Some important questions remain. The first is how backwards-compatible XLIFF 2.0 will be. Shirley made a statement implying that 2.0 wouldn't be much of a change for tool developers. But I didn't hear consensus on this point, and it seems at odds with the goals of simplification and tighter specification. An earlier presentation showed parts of the current XLIFF 2.0 schema, and they had clearly diverged from the current standard. So the story on compatibility is unclear. There's a lot of fervor for a fresh start in 2.0. And maintaining backwards compatibility while at the same time removing ambiguity seems a major undertaking. But are implementors willing to rewrite their XLIFF support? I'm not sure anyone knows.
Also missing was any project data on XLIFF 2.0. XLIFF 1.2 was published in February, 2008, over three and a half years ago. Yet there's not much visibility from the outside on the progress towards XLIFF 2.0. David estimated 2.0 in the second quarter of 2012, but I'm not sure how he arrived at this. David did call for feature owners to commit the resources necessary to do the work. And Lucia asked for more industry contribution. But neither answers the question of who is signed up for the core work. I hope I've just missed something, but I'm suspicious of the current dates given the scope of the goals.

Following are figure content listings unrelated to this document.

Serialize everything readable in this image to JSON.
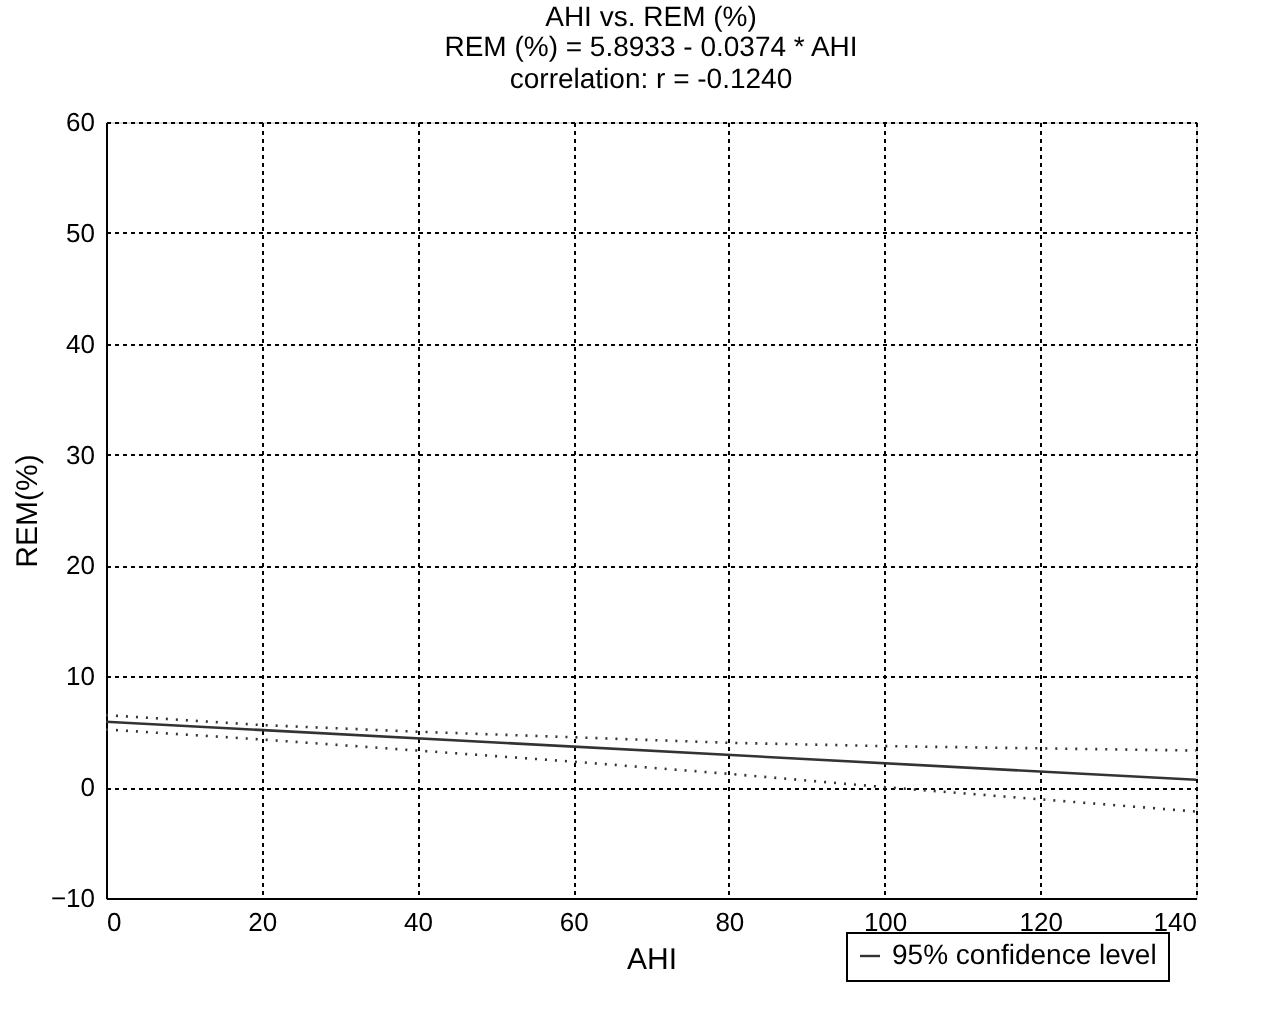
{
  "chart_data": {
    "type": "line",
    "title": "AHI vs. REM (%)",
    "subtitle": "REM (%) = 5.8933 - 0.0374  * AHI\ncorrelation: r = -0.1240",
    "xlabel": "AHI",
    "ylabel": "REM(%)",
    "xlim": [
      0,
      140
    ],
    "xticks": [
      0,
      20,
      40,
      60,
      80,
      100,
      120,
      140
    ],
    "ylim": [
      -10,
      60
    ],
    "yticks": [
      -10,
      0,
      10,
      20,
      30,
      40,
      50,
      60
    ],
    "grid": true,
    "legend": "bottom right",
    "marker": "none",
    "series": [
      {
        "color": "#333333",
        "line_style": "solid",
        "x": [
          0,
          140
        ],
        "values": [
          5.9,
          0.66
        ]
      },
      {
        "name": "95% confidence level",
        "color": "#333333",
        "line_style": "dotted",
        "x": [
          0,
          20,
          40,
          60,
          80,
          100,
          120,
          140
        ],
        "values": [
          6.5,
          5.6,
          5.0,
          4.5,
          4.0,
          3.7,
          3.5,
          3.3
        ]
      },
      {
        "color": "#333333",
        "line_style": "dotted",
        "x": [
          0,
          20,
          40,
          60,
          80,
          100,
          120,
          140
        ],
        "values": [
          5.2,
          4.3,
          3.3,
          2.3,
          1.2,
          0.0,
          -1.1,
          -2.2
        ]
      }
    ]
  }
}
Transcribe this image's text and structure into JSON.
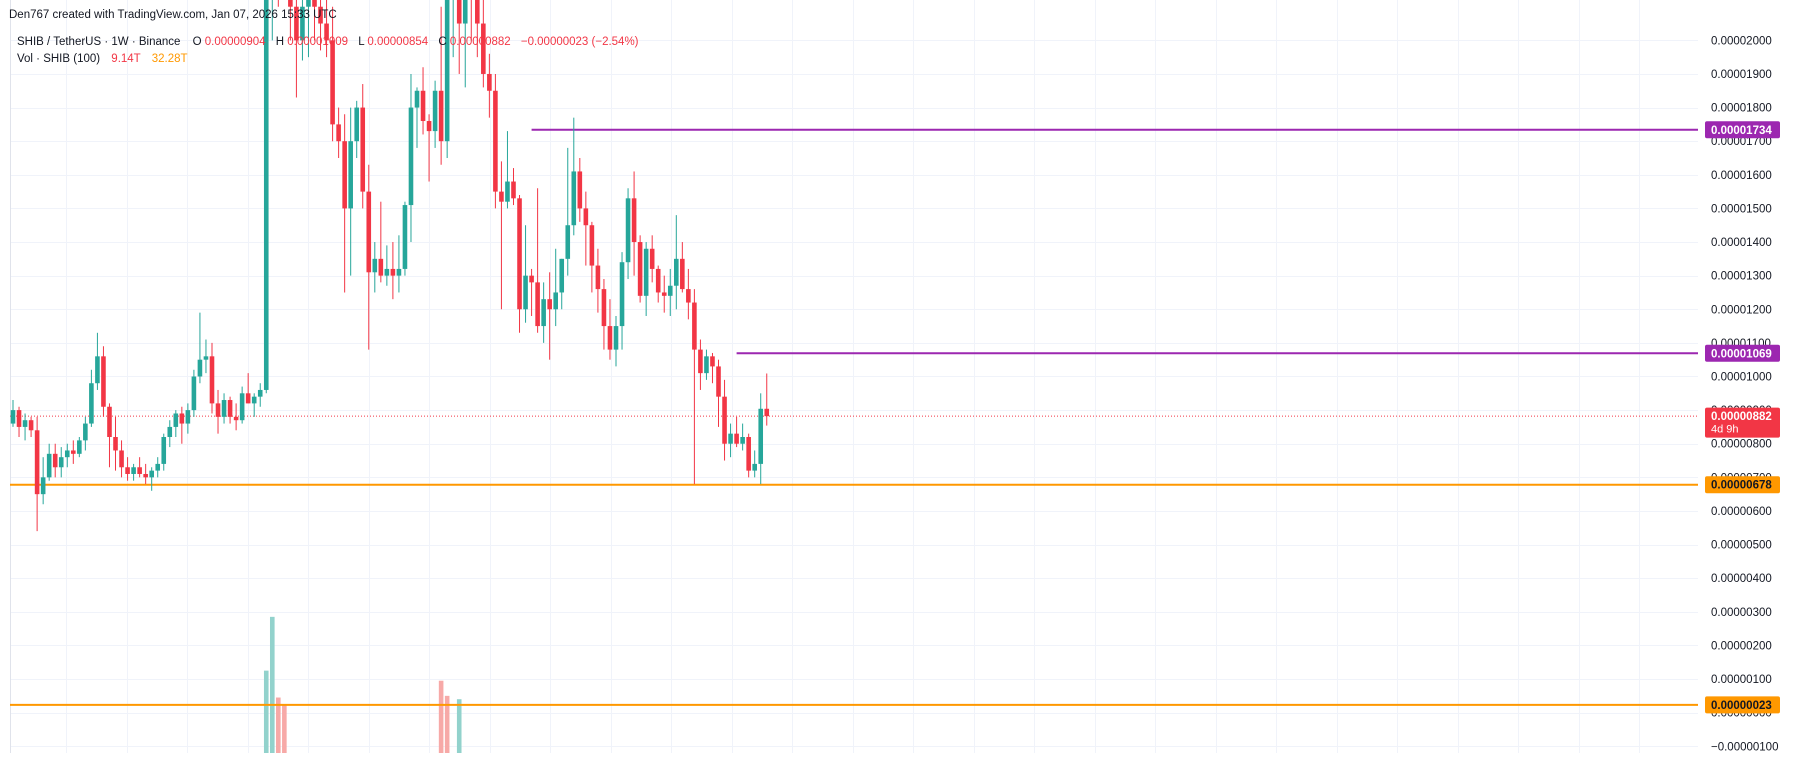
{
  "header": {
    "credit": "Den767 created with TradingView.com, Jan 07, 2026 15:33 UTC",
    "symbol": "SHIB / TetherUS · 1W · Binance",
    "o_label": "O",
    "o_value": "0.00000904",
    "h_label": "H",
    "h_value": "0.00001009",
    "l_label": "L",
    "l_value": "0.00000854",
    "c_label": "C",
    "c_value": "0.00000882",
    "change": "−0.00000023 (−2.54%)",
    "vol_label": "Vol · SHIB (100)",
    "vol_a": "9.14T",
    "vol_b": "32.28T"
  },
  "colors": {
    "up": "#26a69a",
    "down": "#f23645",
    "vol_up": "#92d2cc",
    "vol_down": "#f7a9a7",
    "level_purple": "#9c27b0",
    "level_orange": "#ff9800",
    "grid": "#f0f3fa",
    "axis_text": "#131722"
  },
  "chart_data": {
    "type": "candlestick",
    "interval": "1W",
    "y_tick_labels": [
      "0.00002000",
      "0.00001900",
      "0.00001800",
      "0.00001700",
      "0.00001600",
      "0.00001500",
      "0.00001400",
      "0.00001300",
      "0.00001200",
      "0.00001100",
      "0.00001000",
      "0.00000900",
      "0.00000800",
      "0.00000700",
      "0.00000600",
      "0.00000500",
      "0.00000400",
      "0.00000300",
      "0.00000200",
      "0.00000100",
      "0.00000000",
      "−0.00000100"
    ],
    "y_tick_values": [
      2e-05,
      1.9e-05,
      1.8e-05,
      1.7e-05,
      1.6e-05,
      1.5e-05,
      1.4e-05,
      1.3e-05,
      1.2e-05,
      1.1e-05,
      1e-05,
      9e-06,
      8e-06,
      7e-06,
      6e-06,
      5e-06,
      4e-06,
      3e-06,
      2e-06,
      1e-06,
      0,
      -1e-06
    ],
    "ylim": [
      -1.2e-06,
      2.12e-05
    ],
    "grid": true,
    "candles": [
      [
        8.6e-06,
        9.3e-06,
        8.5e-06,
        9e-06
      ],
      [
        9e-06,
        9.1e-06,
        8.2e-06,
        8.5e-06
      ],
      [
        8.5e-06,
        8.9e-06,
        8.1e-06,
        8.7e-06
      ],
      [
        8.7e-06,
        8.8e-06,
        8.2e-06,
        8.4e-06
      ],
      [
        8.4e-06,
        8.8e-06,
        5.4e-06,
        6.5e-06
      ],
      [
        6.5e-06,
        7.6e-06,
        6.2e-06,
        7e-06
      ],
      [
        7e-06,
        8e-06,
        6.9e-06,
        7.7e-06
      ],
      [
        7.7e-06,
        8e-06,
        7e-06,
        7.3e-06
      ],
      [
        7.3e-06,
        7.9e-06,
        7e-06,
        7.6e-06
      ],
      [
        7.6e-06,
        8e-06,
        7.3e-06,
        7.8e-06
      ],
      [
        7.8e-06,
        8.1e-06,
        7.4e-06,
        7.7e-06
      ],
      [
        7.7e-06,
        8.2e-06,
        7.6e-06,
        8.1e-06
      ],
      [
        8.1e-06,
        8.8e-06,
        7.8e-06,
        8.6e-06
      ],
      [
        8.6e-06,
        1.02e-05,
        8.5e-06,
        9.8e-06
      ],
      [
        9.8e-06,
        1.13e-05,
        9.6e-06,
        1.06e-05
      ],
      [
        1.06e-05,
        1.09e-05,
        8.8e-06,
        9.1e-06
      ],
      [
        9.1e-06,
        9.2e-06,
        7.3e-06,
        8.2e-06
      ],
      [
        8.2e-06,
        8.8e-06,
        7.2e-06,
        7.8e-06
      ],
      [
        7.8e-06,
        8.1e-06,
        7e-06,
        7.3e-06
      ],
      [
        7.3e-06,
        7.6e-06,
        6.9e-06,
        7.1e-06
      ],
      [
        7.1e-06,
        7.4e-06,
        6.9e-06,
        7.3e-06
      ],
      [
        7.3e-06,
        7.6e-06,
        7e-06,
        7.1e-06
      ],
      [
        7.1e-06,
        7.4e-06,
        6.8e-06,
        7e-06
      ],
      [
        7e-06,
        7.3e-06,
        6.6e-06,
        7.2e-06
      ],
      [
        7.2e-06,
        7.6e-06,
        7e-06,
        7.4e-06
      ],
      [
        7.4e-06,
        8.3e-06,
        7.2e-06,
        8.2e-06
      ],
      [
        8.2e-06,
        8.7e-06,
        7.9e-06,
        8.5e-06
      ],
      [
        8.5e-06,
        9e-06,
        8.2e-06,
        8.9e-06
      ],
      [
        8.9e-06,
        9.1e-06,
        8e-06,
        8.6e-06
      ],
      [
        8.6e-06,
        9.2e-06,
        8.3e-06,
        9e-06
      ],
      [
        9e-06,
        1.02e-05,
        8.8e-06,
        1e-05
      ],
      [
        1e-05,
        1.19e-05,
        9.8e-06,
        1.05e-05
      ],
      [
        1.05e-05,
        1.11e-05,
        1.01e-05,
        1.06e-05
      ],
      [
        1.06e-05,
        1.1e-05,
        8.9e-06,
        9.2e-06
      ],
      [
        9.2e-06,
        9.6e-06,
        8.3e-06,
        8.8e-06
      ],
      [
        8.8e-06,
        9.5e-06,
        8.6e-06,
        9.3e-06
      ],
      [
        9.3e-06,
        9.4e-06,
        8.6e-06,
        8.8e-06
      ],
      [
        8.8e-06,
        9.2e-06,
        8.4e-06,
        8.7e-06
      ],
      [
        8.7e-06,
        9.7e-06,
        8.6e-06,
        9.5e-06
      ],
      [
        9.5e-06,
        1.01e-05,
        9.2e-06,
        9.2e-06
      ],
      [
        9.2e-06,
        9.5e-06,
        8.8e-06,
        9.4e-06
      ],
      [
        9.4e-06,
        9.8e-06,
        9.1e-06,
        9.6e-06
      ],
      [
        9.6e-06,
        2.9e-05,
        9.5e-06,
        2.3e-05
      ],
      [
        2.3e-05,
        2.8e-05,
        2e-05,
        2.5e-05
      ],
      [
        2.5e-05,
        2.9e-05,
        2.1e-05,
        2.4e-05
      ],
      [
        2.4e-05,
        2.6e-05,
        2.2e-05,
        2.5e-05
      ],
      [
        2.5e-05,
        2.6e-05,
        2e-05,
        2.1e-05
      ],
      [
        2.1e-05,
        2.2e-05,
        1.83e-05,
        2e-05
      ],
      [
        2e-05,
        2.3e-05,
        1.94e-05,
        2.1e-05
      ],
      [
        2.1e-05,
        2.25e-05,
        1.95e-05,
        2.2e-05
      ],
      [
        2.2e-05,
        2.4e-05,
        2e-05,
        2.1e-05
      ],
      [
        2.1e-05,
        2.2e-05,
        1.97e-05,
        2.05e-05
      ],
      [
        2.05e-05,
        2.15e-05,
        1.95e-05,
        2e-05
      ],
      [
        2e-05,
        2.1e-05,
        1.7e-05,
        1.75e-05
      ],
      [
        1.75e-05,
        1.8e-05,
        1.65e-05,
        1.7e-05
      ],
      [
        1.7e-05,
        1.78e-05,
        1.25e-05,
        1.5e-05
      ],
      [
        1.5e-05,
        1.8e-05,
        1.3e-05,
        1.7e-05
      ],
      [
        1.7e-05,
        1.82e-05,
        1.65e-05,
        1.8e-05
      ],
      [
        1.8e-05,
        1.87e-05,
        1.5e-05,
        1.55e-05
      ],
      [
        1.55e-05,
        1.63e-05,
        1.08e-05,
        1.31e-05
      ],
      [
        1.31e-05,
        1.4e-05,
        1.25e-05,
        1.35e-05
      ],
      [
        1.35e-05,
        1.52e-05,
        1.28e-05,
        1.3e-05
      ],
      [
        1.3e-05,
        1.39e-05,
        1.27e-05,
        1.32e-05
      ],
      [
        1.32e-05,
        1.4e-05,
        1.23e-05,
        1.3e-05
      ],
      [
        1.3e-05,
        1.42e-05,
        1.25e-05,
        1.32e-05
      ],
      [
        1.32e-05,
        1.52e-05,
        1.3e-05,
        1.51e-05
      ],
      [
        1.51e-05,
        1.9e-05,
        1.4e-05,
        1.8e-05
      ],
      [
        1.8e-05,
        1.86e-05,
        1.68e-05,
        1.85e-05
      ],
      [
        1.85e-05,
        1.92e-05,
        1.72e-05,
        1.76e-05
      ],
      [
        1.76e-05,
        1.78e-05,
        1.58e-05,
        1.73e-05
      ],
      [
        1.73e-05,
        1.88e-05,
        1.68e-05,
        1.85e-05
      ],
      [
        1.85e-05,
        2.1e-05,
        1.63e-05,
        1.7e-05
      ],
      [
        1.7e-05,
        2.15e-05,
        1.65e-05,
        2.15e-05
      ],
      [
        2.15e-05,
        2.25e-05,
        1.95e-05,
        2.2e-05
      ],
      [
        2.2e-05,
        2.25e-05,
        1.9e-05,
        2.05e-05
      ],
      [
        2.05e-05,
        2.25e-05,
        1.86e-05,
        2.2e-05
      ],
      [
        2.2e-05,
        2.3e-05,
        2e-05,
        2.15e-05
      ],
      [
        2.15e-05,
        2.2e-05,
        1.95e-05,
        2.05e-05
      ],
      [
        2.05e-05,
        2.15e-05,
        1.86e-05,
        1.9e-05
      ],
      [
        1.9e-05,
        1.96e-05,
        1.77e-05,
        1.85e-05
      ],
      [
        1.85e-05,
        1.9e-05,
        1.5e-05,
        1.55e-05
      ],
      [
        1.55e-05,
        1.64e-05,
        1.2e-05,
        1.52e-05
      ],
      [
        1.52e-05,
        1.73e-05,
        1.5e-05,
        1.58e-05
      ],
      [
        1.58e-05,
        1.62e-05,
        1.51e-05,
        1.53e-05
      ],
      [
        1.53e-05,
        1.54e-05,
        1.13e-05,
        1.2e-05
      ],
      [
        1.2e-05,
        1.45e-05,
        1.16e-05,
        1.3e-05
      ],
      [
        1.3e-05,
        1.32e-05,
        1.18e-05,
        1.28e-05
      ],
      [
        1.28e-05,
        1.56e-05,
        1.13e-05,
        1.15e-05
      ],
      [
        1.15e-05,
        1.28e-05,
        1.1e-05,
        1.23e-05
      ],
      [
        1.23e-05,
        1.31e-05,
        1.05e-05,
        1.2e-05
      ],
      [
        1.2e-05,
        1.38e-05,
        1.15e-05,
        1.25e-05
      ],
      [
        1.25e-05,
        1.35e-05,
        1.2e-05,
        1.35e-05
      ],
      [
        1.35e-05,
        1.68e-05,
        1.3e-05,
        1.45e-05
      ],
      [
        1.45e-05,
        1.77e-05,
        1.42e-05,
        1.61e-05
      ],
      [
        1.61e-05,
        1.65e-05,
        1.46e-05,
        1.5e-05
      ],
      [
        1.5e-05,
        1.55e-05,
        1.33e-05,
        1.45e-05
      ],
      [
        1.45e-05,
        1.46e-05,
        1.25e-05,
        1.33e-05
      ],
      [
        1.33e-05,
        1.38e-05,
        1.19e-05,
        1.26e-05
      ],
      [
        1.26e-05,
        1.29e-05,
        1.08e-05,
        1.15e-05
      ],
      [
        1.15e-05,
        1.23e-05,
        1.05e-05,
        1.08e-05
      ],
      [
        1.08e-05,
        1.18e-05,
        1.03e-05,
        1.15e-05
      ],
      [
        1.15e-05,
        1.37e-05,
        1.08e-05,
        1.34e-05
      ],
      [
        1.34e-05,
        1.56e-05,
        1.29e-05,
        1.53e-05
      ],
      [
        1.53e-05,
        1.61e-05,
        1.3e-05,
        1.4e-05
      ],
      [
        1.4e-05,
        1.42e-05,
        1.22e-05,
        1.24e-05
      ],
      [
        1.24e-05,
        1.4e-05,
        1.18e-05,
        1.38e-05
      ],
      [
        1.38e-05,
        1.42e-05,
        1.28e-05,
        1.32e-05
      ],
      [
        1.32e-05,
        1.33e-05,
        1.22e-05,
        1.25e-05
      ],
      [
        1.25e-05,
        1.3e-05,
        1.19e-05,
        1.24e-05
      ],
      [
        1.24e-05,
        1.32e-05,
        1.18e-05,
        1.27e-05
      ],
      [
        1.27e-05,
        1.48e-05,
        1.2e-05,
        1.35e-05
      ],
      [
        1.35e-05,
        1.4e-05,
        1.25e-05,
        1.26e-05
      ],
      [
        1.26e-05,
        1.32e-05,
        1.17e-05,
        1.22e-05
      ],
      [
        1.22e-05,
        1.26e-05,
        6.8e-06,
        1.08e-05
      ],
      [
        1.08e-05,
        1.11e-05,
        9.6e-06,
        1.01e-05
      ],
      [
        1.01e-05,
        1.08e-05,
        9.9e-06,
        1.06e-05
      ],
      [
        1.06e-05,
        1.07e-05,
        9.8e-06,
        1.03e-05
      ],
      [
        1.03e-05,
        1.05e-05,
        8.5e-06,
        9.4e-06
      ],
      [
        9.4e-06,
        9.9e-06,
        7.5e-06,
        8e-06
      ],
      [
        8e-06,
        8.6e-06,
        7.6e-06,
        8.3e-06
      ],
      [
        8.3e-06,
        8.8e-06,
        7.9e-06,
        8e-06
      ],
      [
        8e-06,
        8.6e-06,
        7.8e-06,
        8.2e-06
      ],
      [
        8.2e-06,
        8.3e-06,
        7e-06,
        7.2e-06
      ],
      [
        7.2e-06,
        7.8e-06,
        7e-06,
        7.4e-06
      ],
      [
        7.4e-06,
        9.5e-06,
        6.8e-06,
        9.04e-06
      ],
      [
        9.04e-06,
        1.009e-05,
        8.54e-06,
        8.82e-06
      ]
    ],
    "volume_bars": [
      {
        "index": 42,
        "value": 1.25e-06,
        "dir": "up"
      },
      {
        "index": 43,
        "value": 2.85e-06,
        "dir": "up"
      },
      {
        "index": 44,
        "value": 4.5e-07,
        "dir": "down"
      },
      {
        "index": 45,
        "value": 2.5e-07,
        "dir": "down"
      },
      {
        "index": 71,
        "value": 9.5e-07,
        "dir": "down"
      },
      {
        "index": 72,
        "value": 5e-07,
        "dir": "down"
      },
      {
        "index": 74,
        "value": 4e-07,
        "dir": "up"
      }
    ],
    "levels": [
      {
        "label": "0.00001734",
        "value": 1.734e-05,
        "color_key": "level_purple",
        "from_index": 86
      },
      {
        "label": "0.00001069",
        "value": 1.069e-05,
        "color_key": "level_purple",
        "from_index": 120
      },
      {
        "label": "0.00000882",
        "value": 8.82e-06,
        "color_key": "down",
        "from_index": 0,
        "dotted": true,
        "sub": "4d 9h"
      },
      {
        "label": "0.00000678",
        "value": 6.78e-06,
        "color_key": "level_orange",
        "from_index": 0
      },
      {
        "label": "0.00000023",
        "value": 2.3e-07,
        "color_key": "level_orange",
        "from_index": 0
      }
    ]
  }
}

Finally, I can't help noting the absence of most of the XLIFF Technical Committee from the Symposium. Not to dismiss the contributions of the others present, but David Filip was the only representative to make many meaningful statements about work being done. Missing were most of the heavy hitters: Committee Chair Brian Schnabel, Yves Savourel, Rodolfo M. Raya, Arle Lommel, Christian Lieske (due to last-minute emergency), and anyone from IBM. I don't mean to blame them. Budgets are tight, and it's hard to justify conference expenses. But it was a lost chance for the TC to communicate its message, and for the industry to engage them. With so much uncertainty around XLIFF 2.0, I think that's a real missed opportunity.
And in the miscellaneous category was a fascinating talk by Ian O'Keeffe. Ian made a compelling case for the increased importance of sound (sound effects, background sound, music) in virtual experiences, and predicted that sound will increasingly be localised to convey the intended meaning to other cultures. He's written a clever tool to vary a piece of music (tempo, pitch, rhythm, ...) and study how listeners from different cultures hear the differences. His provocative idea is that perhaps, instead of localising sound by choosing or composing a different sound, we might modify the original to evoke the right response.
He ties this to localisation and XLIFF by pointing out that whatever method is used, we need to know the intended meaning of a sound in order to localise it. He proposes putting metadata about the source sound into XLIFF. This is all fine, but sound is a red herring. We need translation unit metadata for all sorts of reasons. And we already have it. XLIFF 1.2 even enshrines some rather (ridiculously) specific metadata (coord attribute, anyone?). Moreover, it allows for extension within the
tag, so anybody can put there whatever metadata they want. While there were a few extension-phobes in the audience, I don't see what alternative they could offer, or what harm they see in this kind of use.